His mech’s thrusters flared, catching him before he hit the ground. The little Golden Dragon wasn’t so lucky—it tumbled helplessly through the air until Ethan grabbed it by the tail and steadied it. The creature blinked several times, dazed, before finding its balance again.
“Eeyah-yah!” it chirped suddenly, its eyes lighting up. It pointed downward and shot off before Ethan could stop it.
“Hey—wait!” Ethan lunged forward, snatching the reckless creature out of the air. If it ran into danger, he wouldn’t have time to react.
Below them stood a structure that looked like an altar, eerily similar to the one on the island above. At its center rested a massive, spherical object glowing with a dim, sinister light. Heavy chains bound it in place, forming a cage that imprisoned the egg-shaped orb.

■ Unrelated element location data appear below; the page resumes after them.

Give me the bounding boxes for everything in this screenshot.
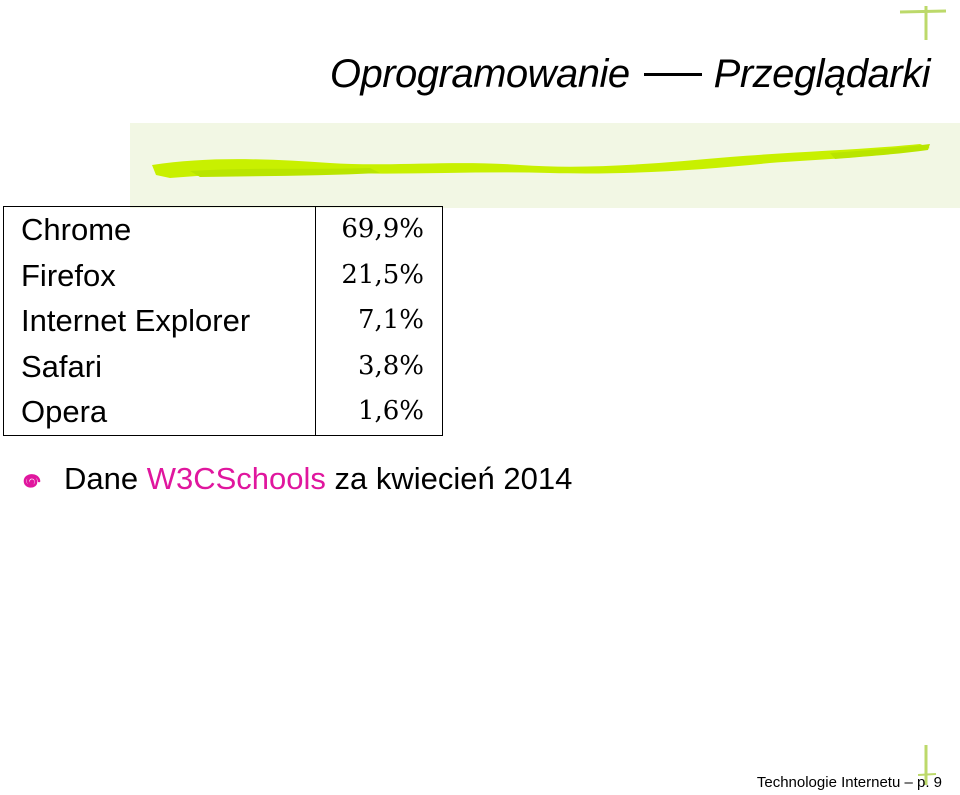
browser-share: 1,6% (357, 396, 424, 426)
w3cschools-link[interactable]: W3CSchools (146, 461, 326, 496)
table-row: Firefox 21,5% (3, 252, 443, 298)
browser-name: Opera (3, 389, 316, 435)
corner-crosshair-icon (899, 6, 947, 40)
slide-title-left: Oprogramowanie (329, 52, 630, 96)
source-note-text: Dane W3CSchools za kwiecień 2014 (64, 461, 572, 497)
source-note-prefix: Dane (64, 461, 139, 496)
browser-name: Firefox (3, 252, 316, 298)
brush-stroke-decoration (130, 123, 960, 208)
browser-name: Internet Explorer (3, 298, 316, 344)
browser-name: Safari (3, 343, 316, 389)
browser-share: 3,8% (357, 350, 424, 381)
slide-title: Oprogramowanie Przeglądarki (329, 52, 931, 97)
table-row: Internet Explorer 7,1% (3, 298, 443, 344)
table-row: Chrome 69,9% (3, 206, 443, 253)
slide-footer: Technologie Internetu – p. 9 (756, 774, 942, 791)
browser-name: Chrome (3, 206, 316, 253)
browser-share: 69,9% (341, 214, 424, 244)
spiral-bullet-icon (23, 474, 41, 488)
browser-share: 7,1% (357, 305, 424, 335)
source-note-suffix: za kwiecień 2014 (334, 461, 573, 496)
table-row: Safari 3,8% (3, 343, 443, 389)
table-row: Opera 1,6% (3, 389, 443, 435)
browser-share: 21,5% (341, 259, 424, 290)
slide-title-right: Przeglądarki (713, 52, 931, 96)
title-dash (643, 73, 702, 76)
corner-tick-icon (918, 745, 937, 785)
browser-share-table: Chrome 69,9% Firefox 21,5% Internet Expl… (3, 206, 443, 436)
source-note: Dane W3CSchools za kwiecień 2014 (20, 459, 572, 499)
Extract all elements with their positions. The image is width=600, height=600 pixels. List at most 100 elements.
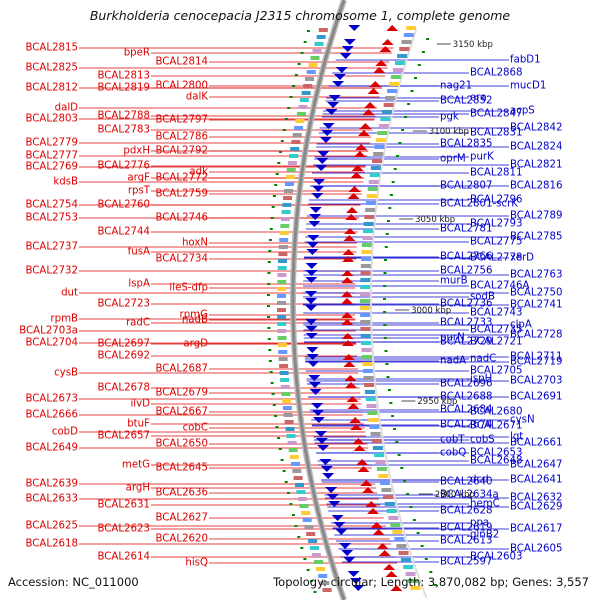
gene-label-forward: BCAL2625 <box>26 521 79 532</box>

Ethan held the struggling Golden Dragon close as it thrashed and nipped at his fingers, its eyes locked greedily on the orb. Drool almost hung from its mouth.
“You want to eat it?” he asked, half incredulous.
The dragon froze at his words, then nodded eagerly, pointing again toward the orb.
Ethan hesitated. He could feel the energy radiating from the thing—an aura that echoed the Dragon Child and the Golden Dragon itself, yet beneath it lurked something darker, twisted and malevolent.
He floated there, eyes narrowed, studying the chained egg as the dim light pulsed like a heartbeat.
Whatever this was, it wasn’t just a relic or a treasure. Something alive was sealed inside.